Math 241: Old Tests' Hints
These are email responses to some questions students have emailed
to me. Students in my Math 241 classes may obtain further electronic
help by contacting me by email at filaseta@math.sc.edu .
Problem 3 (1992): The partial derivative of v with respect to t is 0 (since v does not depend on t). Also, since y only depends on v which does not depend on t, the partial derivative of y with respect to t is 0. Also, since the partial derivative of v with respect to t is 0, we get the partial derivative of x with respect to t is simply 3 times the partial derivative of u with respect to t. I'll let you handle it from there noting that even more is 0, the partial derivative of r with respect to t. (The point is that there's enough zeroes that you don't really have much work to do in this problem.)
Problem 4 (1992): Don't mess up the expression I have for z by expanding (x+y)^3. The partial derivative with respect to y of the function you want for the tangent plane is 3 x (x+y)^2 which equals 0 precisely when either x = 0 or x = -y.
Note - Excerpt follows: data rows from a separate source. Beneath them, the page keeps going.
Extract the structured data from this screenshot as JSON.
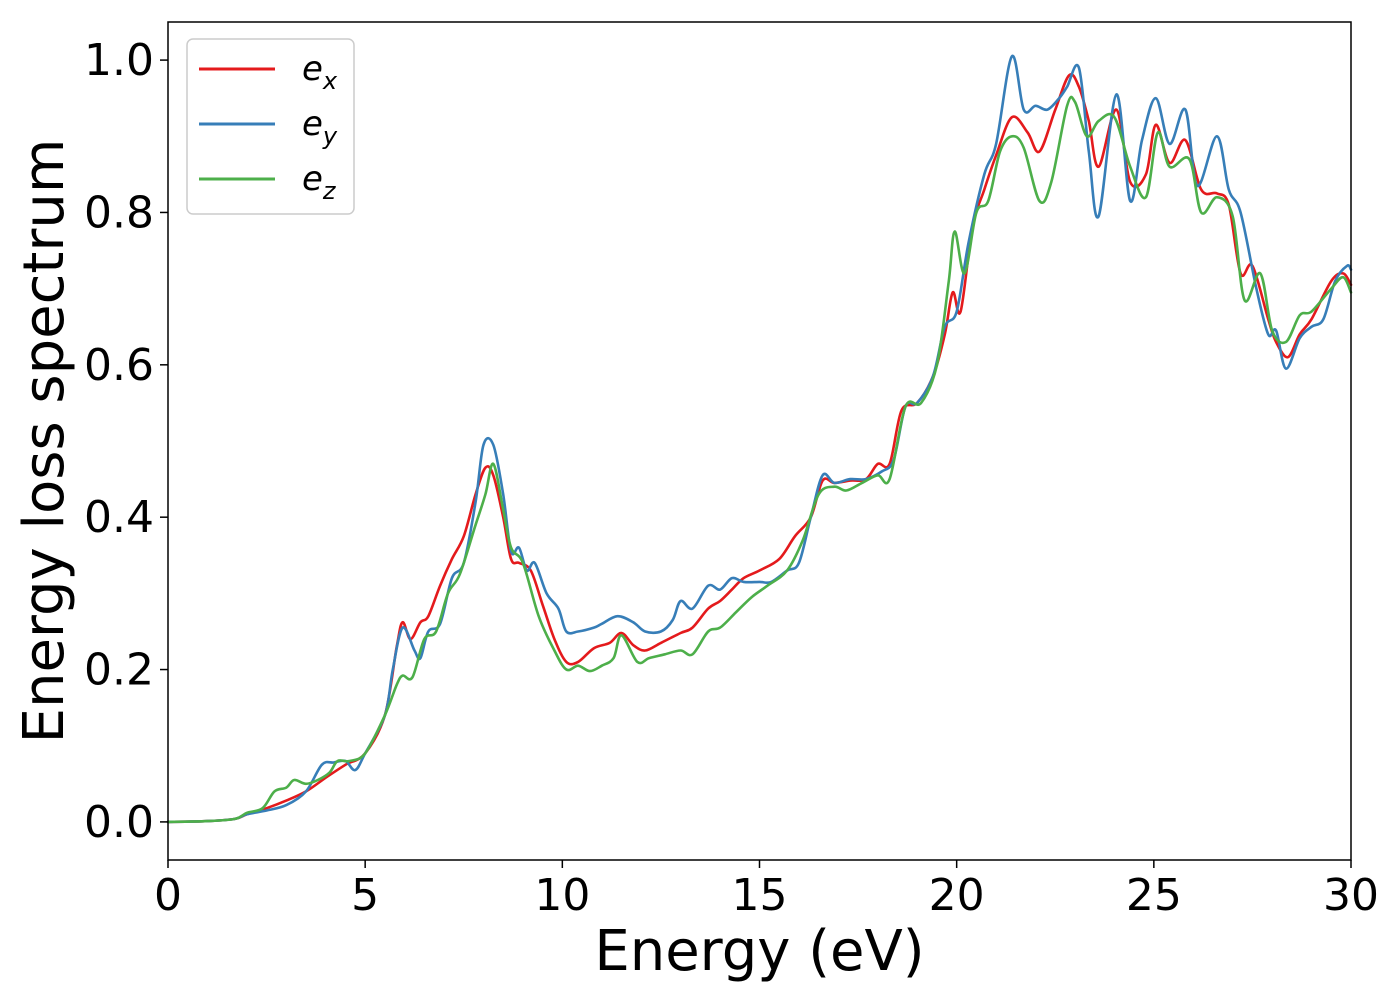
{
  "chart_data": {
    "type": "line",
    "xlabel": "Energy (eV)",
    "ylabel": "Energy loss spectrum",
    "xlim": [
      0,
      30
    ],
    "ylim": [
      -0.05,
      1.05
    ],
    "xticks": [
      0,
      5,
      10,
      15,
      20,
      25,
      30
    ],
    "xtick_labels": [
      "0",
      "5",
      "10",
      "15",
      "20",
      "25",
      "30"
    ],
    "yticks": [
      0.0,
      0.2,
      0.4,
      0.6,
      0.8,
      1.0
    ],
    "ytick_labels": [
      "0.0",
      "0.2",
      "0.4",
      "0.6",
      "0.8",
      "1.0"
    ],
    "grid": false,
    "legend_position": "top-left",
    "series": [
      {
        "name": "e_x",
        "label_base": "e",
        "label_sub": "x",
        "color": "#e41a1c",
        "points": [
          [
            0,
            0
          ],
          [
            1,
            0.001
          ],
          [
            1.7,
            0.004
          ],
          [
            2,
            0.01
          ],
          [
            2.5,
            0.018
          ],
          [
            3,
            0.028
          ],
          [
            3.5,
            0.04
          ],
          [
            4,
            0.058
          ],
          [
            4.5,
            0.075
          ],
          [
            5,
            0.09
          ],
          [
            5.5,
            0.14
          ],
          [
            5.8,
            0.23
          ],
          [
            5.95,
            0.262
          ],
          [
            6.15,
            0.24
          ],
          [
            6.4,
            0.262
          ],
          [
            6.6,
            0.27
          ],
          [
            6.9,
            0.31
          ],
          [
            7.2,
            0.345
          ],
          [
            7.5,
            0.375
          ],
          [
            7.8,
            0.43
          ],
          [
            8.05,
            0.465
          ],
          [
            8.25,
            0.455
          ],
          [
            8.5,
            0.4
          ],
          [
            8.7,
            0.345
          ],
          [
            8.9,
            0.34
          ],
          [
            9.2,
            0.33
          ],
          [
            9.5,
            0.285
          ],
          [
            9.8,
            0.24
          ],
          [
            10.1,
            0.21
          ],
          [
            10.4,
            0.21
          ],
          [
            10.8,
            0.228
          ],
          [
            11.2,
            0.235
          ],
          [
            11.5,
            0.248
          ],
          [
            11.8,
            0.232
          ],
          [
            12.1,
            0.225
          ],
          [
            12.5,
            0.235
          ],
          [
            13.0,
            0.248
          ],
          [
            13.3,
            0.255
          ],
          [
            13.7,
            0.28
          ],
          [
            14.0,
            0.29
          ],
          [
            14.3,
            0.305
          ],
          [
            14.6,
            0.32
          ],
          [
            15.0,
            0.33
          ],
          [
            15.5,
            0.345
          ],
          [
            15.9,
            0.375
          ],
          [
            16.3,
            0.4
          ],
          [
            16.6,
            0.448
          ],
          [
            16.9,
            0.445
          ],
          [
            17.3,
            0.448
          ],
          [
            17.7,
            0.45
          ],
          [
            18.0,
            0.47
          ],
          [
            18.3,
            0.47
          ],
          [
            18.6,
            0.54
          ],
          [
            19.0,
            0.55
          ],
          [
            19.4,
            0.585
          ],
          [
            19.7,
            0.64
          ],
          [
            19.9,
            0.695
          ],
          [
            20.1,
            0.67
          ],
          [
            20.4,
            0.78
          ],
          [
            20.7,
            0.83
          ],
          [
            21.0,
            0.875
          ],
          [
            21.4,
            0.925
          ],
          [
            21.8,
            0.905
          ],
          [
            22.1,
            0.88
          ],
          [
            22.5,
            0.935
          ],
          [
            22.85,
            0.98
          ],
          [
            23.1,
            0.965
          ],
          [
            23.35,
            0.92
          ],
          [
            23.6,
            0.86
          ],
          [
            24.05,
            0.935
          ],
          [
            24.4,
            0.84
          ],
          [
            24.8,
            0.85
          ],
          [
            25.05,
            0.915
          ],
          [
            25.4,
            0.865
          ],
          [
            25.8,
            0.895
          ],
          [
            26.2,
            0.83
          ],
          [
            26.6,
            0.825
          ],
          [
            26.9,
            0.81
          ],
          [
            27.2,
            0.72
          ],
          [
            27.5,
            0.73
          ],
          [
            27.9,
            0.66
          ],
          [
            28.1,
            0.63
          ],
          [
            28.4,
            0.61
          ],
          [
            28.7,
            0.64
          ],
          [
            29.0,
            0.66
          ],
          [
            29.5,
            0.71
          ],
          [
            29.8,
            0.72
          ],
          [
            30,
            0.705
          ]
        ]
      },
      {
        "name": "e_y",
        "label_base": "e",
        "label_sub": "y",
        "color": "#377eb8",
        "points": [
          [
            0,
            0
          ],
          [
            1,
            0.001
          ],
          [
            1.7,
            0.004
          ],
          [
            2,
            0.01
          ],
          [
            2.5,
            0.015
          ],
          [
            3,
            0.022
          ],
          [
            3.5,
            0.04
          ],
          [
            3.9,
            0.075
          ],
          [
            4.2,
            0.078
          ],
          [
            4.5,
            0.08
          ],
          [
            4.75,
            0.068
          ],
          [
            5,
            0.09
          ],
          [
            5.5,
            0.14
          ],
          [
            5.7,
            0.2
          ],
          [
            5.95,
            0.255
          ],
          [
            6.25,
            0.225
          ],
          [
            6.4,
            0.215
          ],
          [
            6.6,
            0.25
          ],
          [
            6.9,
            0.26
          ],
          [
            7.2,
            0.32
          ],
          [
            7.5,
            0.34
          ],
          [
            7.8,
            0.42
          ],
          [
            8.0,
            0.495
          ],
          [
            8.25,
            0.495
          ],
          [
            8.5,
            0.43
          ],
          [
            8.7,
            0.355
          ],
          [
            8.9,
            0.36
          ],
          [
            9.1,
            0.33
          ],
          [
            9.3,
            0.34
          ],
          [
            9.6,
            0.3
          ],
          [
            9.9,
            0.28
          ],
          [
            10.1,
            0.25
          ],
          [
            10.4,
            0.25
          ],
          [
            10.8,
            0.255
          ],
          [
            11.0,
            0.26
          ],
          [
            11.4,
            0.27
          ],
          [
            11.8,
            0.262
          ],
          [
            12.1,
            0.25
          ],
          [
            12.5,
            0.25
          ],
          [
            12.8,
            0.265
          ],
          [
            13.0,
            0.29
          ],
          [
            13.3,
            0.28
          ],
          [
            13.7,
            0.31
          ],
          [
            14.0,
            0.305
          ],
          [
            14.3,
            0.32
          ],
          [
            14.6,
            0.315
          ],
          [
            15.0,
            0.315
          ],
          [
            15.3,
            0.315
          ],
          [
            15.7,
            0.33
          ],
          [
            16.0,
            0.34
          ],
          [
            16.3,
            0.4
          ],
          [
            16.6,
            0.455
          ],
          [
            16.9,
            0.445
          ],
          [
            17.3,
            0.45
          ],
          [
            17.7,
            0.45
          ],
          [
            18.1,
            0.46
          ],
          [
            18.4,
            0.475
          ],
          [
            18.7,
            0.545
          ],
          [
            19.0,
            0.55
          ],
          [
            19.4,
            0.585
          ],
          [
            19.7,
            0.65
          ],
          [
            20.0,
            0.67
          ],
          [
            20.3,
            0.76
          ],
          [
            20.7,
            0.85
          ],
          [
            21.0,
            0.89
          ],
          [
            21.4,
            1.005
          ],
          [
            21.7,
            0.935
          ],
          [
            22.0,
            0.94
          ],
          [
            22.3,
            0.935
          ],
          [
            22.6,
            0.95
          ],
          [
            22.8,
            0.965
          ],
          [
            23.1,
            0.99
          ],
          [
            23.35,
            0.88
          ],
          [
            23.6,
            0.795
          ],
          [
            24.05,
            0.955
          ],
          [
            24.4,
            0.815
          ],
          [
            24.7,
            0.895
          ],
          [
            25.05,
            0.95
          ],
          [
            25.4,
            0.89
          ],
          [
            25.8,
            0.935
          ],
          [
            26.1,
            0.835
          ],
          [
            26.6,
            0.9
          ],
          [
            26.9,
            0.83
          ],
          [
            27.2,
            0.8
          ],
          [
            27.6,
            0.7
          ],
          [
            27.9,
            0.64
          ],
          [
            28.1,
            0.645
          ],
          [
            28.35,
            0.595
          ],
          [
            28.7,
            0.635
          ],
          [
            29.0,
            0.65
          ],
          [
            29.3,
            0.66
          ],
          [
            29.6,
            0.71
          ],
          [
            29.9,
            0.73
          ],
          [
            30,
            0.725
          ]
        ]
      },
      {
        "name": "e_z",
        "label_base": "e",
        "label_sub": "z",
        "color": "#4daf4a",
        "points": [
          [
            0,
            0
          ],
          [
            1,
            0.001
          ],
          [
            1.7,
            0.004
          ],
          [
            2,
            0.012
          ],
          [
            2.4,
            0.018
          ],
          [
            2.7,
            0.04
          ],
          [
            3.0,
            0.045
          ],
          [
            3.2,
            0.055
          ],
          [
            3.5,
            0.05
          ],
          [
            3.8,
            0.055
          ],
          [
            4.1,
            0.065
          ],
          [
            4.3,
            0.08
          ],
          [
            4.6,
            0.08
          ],
          [
            5.0,
            0.09
          ],
          [
            5.5,
            0.14
          ],
          [
            5.8,
            0.18
          ],
          [
            5.95,
            0.192
          ],
          [
            6.2,
            0.19
          ],
          [
            6.5,
            0.24
          ],
          [
            6.8,
            0.25
          ],
          [
            7.1,
            0.3
          ],
          [
            7.4,
            0.325
          ],
          [
            7.8,
            0.39
          ],
          [
            8.05,
            0.43
          ],
          [
            8.25,
            0.47
          ],
          [
            8.5,
            0.41
          ],
          [
            8.7,
            0.36
          ],
          [
            9.0,
            0.34
          ],
          [
            9.4,
            0.27
          ],
          [
            9.8,
            0.225
          ],
          [
            10.1,
            0.2
          ],
          [
            10.4,
            0.205
          ],
          [
            10.7,
            0.198
          ],
          [
            11.0,
            0.205
          ],
          [
            11.3,
            0.215
          ],
          [
            11.5,
            0.245
          ],
          [
            11.9,
            0.21
          ],
          [
            12.2,
            0.215
          ],
          [
            12.6,
            0.22
          ],
          [
            13.0,
            0.225
          ],
          [
            13.3,
            0.22
          ],
          [
            13.7,
            0.25
          ],
          [
            14.0,
            0.255
          ],
          [
            14.4,
            0.275
          ],
          [
            14.8,
            0.295
          ],
          [
            15.2,
            0.31
          ],
          [
            15.7,
            0.33
          ],
          [
            16.1,
            0.37
          ],
          [
            16.5,
            0.43
          ],
          [
            16.9,
            0.44
          ],
          [
            17.2,
            0.435
          ],
          [
            17.6,
            0.445
          ],
          [
            18.0,
            0.455
          ],
          [
            18.3,
            0.45
          ],
          [
            18.7,
            0.545
          ],
          [
            19.1,
            0.55
          ],
          [
            19.5,
            0.6
          ],
          [
            19.8,
            0.71
          ],
          [
            19.95,
            0.775
          ],
          [
            20.2,
            0.72
          ],
          [
            20.5,
            0.8
          ],
          [
            20.8,
            0.815
          ],
          [
            21.1,
            0.88
          ],
          [
            21.4,
            0.9
          ],
          [
            21.7,
            0.885
          ],
          [
            22.1,
            0.815
          ],
          [
            22.4,
            0.84
          ],
          [
            22.8,
            0.94
          ],
          [
            23.0,
            0.945
          ],
          [
            23.3,
            0.9
          ],
          [
            23.6,
            0.92
          ],
          [
            24.0,
            0.925
          ],
          [
            24.4,
            0.86
          ],
          [
            24.8,
            0.82
          ],
          [
            25.1,
            0.905
          ],
          [
            25.4,
            0.86
          ],
          [
            25.9,
            0.87
          ],
          [
            26.2,
            0.8
          ],
          [
            26.6,
            0.82
          ],
          [
            27.0,
            0.795
          ],
          [
            27.3,
            0.685
          ],
          [
            27.7,
            0.72
          ],
          [
            28.0,
            0.645
          ],
          [
            28.35,
            0.63
          ],
          [
            28.7,
            0.665
          ],
          [
            29.0,
            0.67
          ],
          [
            29.5,
            0.7
          ],
          [
            29.8,
            0.715
          ],
          [
            30,
            0.695
          ]
        ]
      }
    ]
  }
}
Use this information to decide also when the partial derivative with respect to x is 0.
Part II, Problem 3 (1998): The tip of the half-cone in the picture should be at (0,0,4) and the cone comes downward from there. You are interested in the volume of the part that is inside the cylinder x^2 + y^2 = 1. Even a bad picture would work here (say if you drew the cone going upward from (0,0,4)) for setting up the integral. Use cyclindrical coordinates (note the integrand and the cylinder in the problem). Because you are working in the cylinder x^2 + y^2 = 1, theta goes from 0 to 2*pi and r goes from 0 to 1. Then z goes from 0 to the cone z = 4 - r. The integrand is r^3 * r = r^4.